ゴセシケ

今朝の音楽はこれ。
ホント、オレはシンセがビコビコいってないとダメなんだなーと思う。

les liaisons dangereuses

les liaisons dangereuses



あれこれ前はジャケあったと思ったんだけどな。あとアマゾンの表記は間違ってて、アーティスト名が Liasons Dangereuses であります。


それはさておき、ゴセシケ
昨晩寝る前にふと思い出し、検索をかけていろいろ見てみた。
ゴセシケ」といわれただけで「ああ! あれあれ!」というひともおられると思う。
はてなキーワードにもなっているが、「子供のころ読んだSF作品」の思い出として、強烈に印象に残っているものランキング上位ノミネートだろう。

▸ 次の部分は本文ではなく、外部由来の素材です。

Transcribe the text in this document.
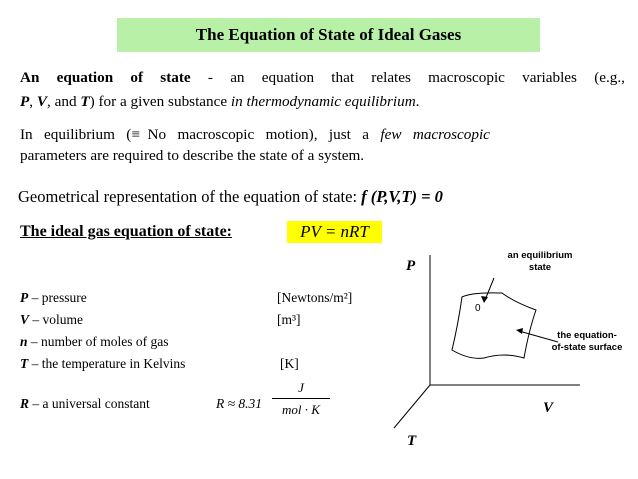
The Equation of State of Ideal Gases
An equation of state - an equation that relates macroscopic variables (e.g.,
P, V, and T) for a given substance in thermodynamic equilibrium.
In   equilibrium   (≡  No   macroscopic   motion),   just   a   few   macroscopic
parameters are required to describe the state of a system.
Geometrical representation of the equation of state: f (P,V,T) = 0
The ideal gas equation of state:	PV = nRT
P – pressure	[Newtons/m²]
V – volume	[m³]
n – number of moles of gas
T – the temperature in Kelvins	[K]
R – a universal constant	R ≈ 8.31
J
mol · K
0
P
V
T
an equilibrium
state
the equation-
of-state surface
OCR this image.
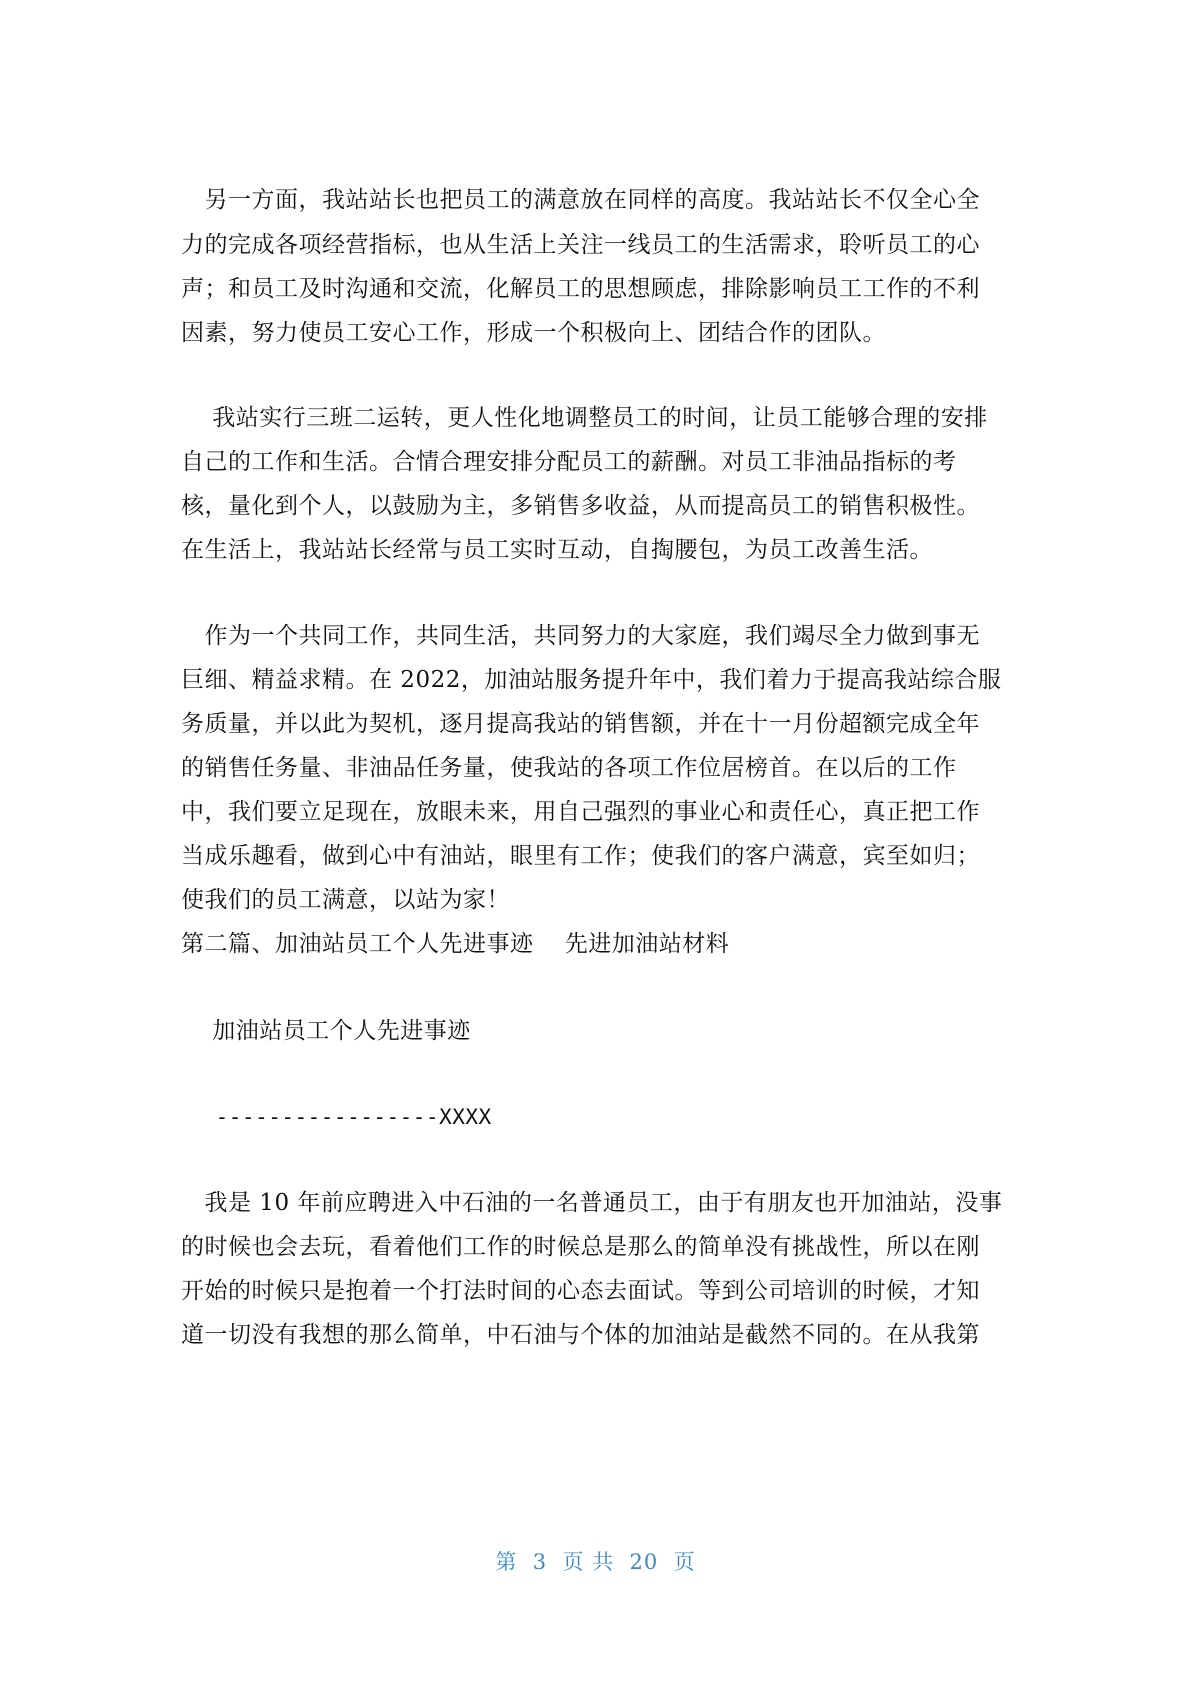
　另一方面，我站站长也把员工的满意放在同样的高度。我站站长不仅全心全
力的完成各项经营指标，也从生活上关注一线员工的生活需求，聆听员工的心
声；和员工及时沟通和交流，化解员工的思想顾虑，排除影响员工工作的不利
因素，努力使员工安心工作，形成一个积极向上、团结合作的团队。
　 我站实行三班二运转，更人性化地调整员工的时间，让员工能够合理的安排
自己的工作和生活。合情合理安排分配员工的薪酬。对员工非油品指标的考
核，量化到个人，以鼓励为主，多销售多收益，从而提高员工的销售积极性。
在生活上，我站站长经常与员工实时互动，自掏腰包，为员工改善生活。
　作为一个共同工作，共同生活，共同努力的大家庭，我们竭尽全力做到事无
巨细、精益求精。在 2022，加油站服务提升年中，我们着力于提高我站综合服
务质量，并以此为契机，逐月提高我站的销售额，并在十一月份超额完成全年
的销售任务量、非油品任务量，使我站的各项工作位居榜首。在以后的工作
中，我们要立足现在，放眼未来，用自己强烈的事业心和责任心，真正把工作
当成乐趣看，做到心中有油站，眼里有工作；使我们的客户满意，宾至如归；
使我们的员工满意，以站为家！
第二篇、加油站员工个人先进事迹　 先进加油站材料
　 加油站员工个人先进事迹
　 -----------------XXXX
　我是 10 年前应聘进入中石油的一名普通员工，由于有朋友也开加油站，没事
的时候也会去玩，看着他们工作的时候总是那么的简单没有挑战性，所以在刚
开始的时候只是抱着一个打法时间的心态去面试。等到公司培训的时候，才知
道一切没有我想的那么简单，中石油与个体的加油站是截然不同的。在从我第
第  3  页 共  20  页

ぼく自身、多くのひとと同じく、岩崎書店刊の子供向け抄訳『合成脳のはんらん』でこれを読んだ。小学二年のころ、地域の図書館で読んでいる。『キャプテン・フューチャー』をはじめとして、同じシリーズのほかの作品もだいたい読んだはずだが、いまでも内容をしっかり憶えているのは、これと『合成人間』(ドゥエル教授の首)の二編だ。今回、検索してみて、このタイトルが旧版シリーズのときのもので、1976年に出た新シリーズでは『合成怪物』と改題されていることを知った。また原題は"The Cybernetic Brains"という。どんなお話かはこのページに詳しく書かれている。そう、このラストの哀切な感じがよかったんだよと思い出した。
http://sfclub.web.infoseek.co.jp/kodomomeisaku25.htm


この物語がむやみに印象に残っているのは、主人公たちがいきなり死に、脳だけ取り出されてコンピューターの部品として活用されるという展開と、自らは動けず、もともと生化学者であった彼らが、ラボのロボットをなんとか遠隔操作して「ゴセシケ」という小さなクリーチャーを作り出すところにある。この「ゴセシケ」のイメージが相当に強烈だったのだ。作中では「合成神経細胞群塊」と呼ばれ、それじゃ長ったらしいので略称として「ゴセシケ」と呼ぶことにしました、とある。


ゴセシケ
どうですか、この音。座りの悪い、居心地の悪い音。このネーミングを採用した翻訳者はすごいと思う。全国の子供たちの脳にものすごい勢いで叩き込まれる音だろう。
しかもゴセシケのヴィジュアルときたら、人のこぶしくらいの大きさで、白くてぶよぶよしていて、目がひとつだけついていたり、歯がついていたりする。
現在出ている新版のジャケのメインにゴセシケがいるので、貼っておく。


合成怪物の逆しゅう (冒険ファンタジー名作選)

合成怪物の逆しゅう (冒険ファンタジー名作選)



……昔の挿絵のはもっと強烈だったような気がするがどうなんだろう。
大森望氏も、ゴセシケのイメージに怯えた日の思い出を綴っている。
http://www.ltokyo.com/ohmori/gosesike.html


ぼくは大森氏のように怖がりはしなかったけれど(怖さのツボってのはひとそれぞれなので)、でも強烈に印象に残っている。そうそう、主人公がこのゴセシケを駆使して、なんかゴロツキみたいな男を撃退するくだりがあるんだけど、ゴセシケに噛まれたその男はゴセシケを「ペストのカエル」(だったか?)とか呼んでて、「ペストになるよう、ペストになるよう」とか言って泣いてたような気がする。ペストじなかったかな? とにかくなんか伝染病だ。舞台はワシントンなんだけれど、ちょうど伝染病の発生があって、主人公たちの操るゴセシケの奇怪な姿をみた人たちが病原体を運ぶ奇形のカエルだといって噂したとか、そういうエピソードだったと思う。
それと「正式名称」はあやふやにしか覚えていなかった。「合成神経〜」までは憶えていたけれど、そこから先はよくわからなかった。たぶん原文は英語の頭文字をつないだアルファベット四文字程度の造語なんだろうなと漠然と思っていた。作品を紹介しているページをみて、なるほど「合成神経細胞群塊」だったかと思い、であれば、Synthesized Neuron Cell Cluster 略してSNCCとか、Cluster of Synthesized Neuron CSN とかそんな感じだろうなと考えた。


ところが、正解は


なんと"frog" でした。


あと "thing" と呼ばれることもあると記しているページもあった。
どうも、原作では特別な呼称は出てこず「その中枢部は合成神経細胞の塊だった」みたいな描写が一文あるだけらしい(2ちゃんねるで見つけた)。だから強いていえば原文は "cluster of synthetic neurons" になるということだ。あと synthesized じゃなくて synthetic ですね。


となると、やはりゴセシケというすごい名前にしてしまった訳者の功績は讃えられていいだろう。
だって、そうでなかったら、これだけ人々の記憶に残るということはなかっただろうから。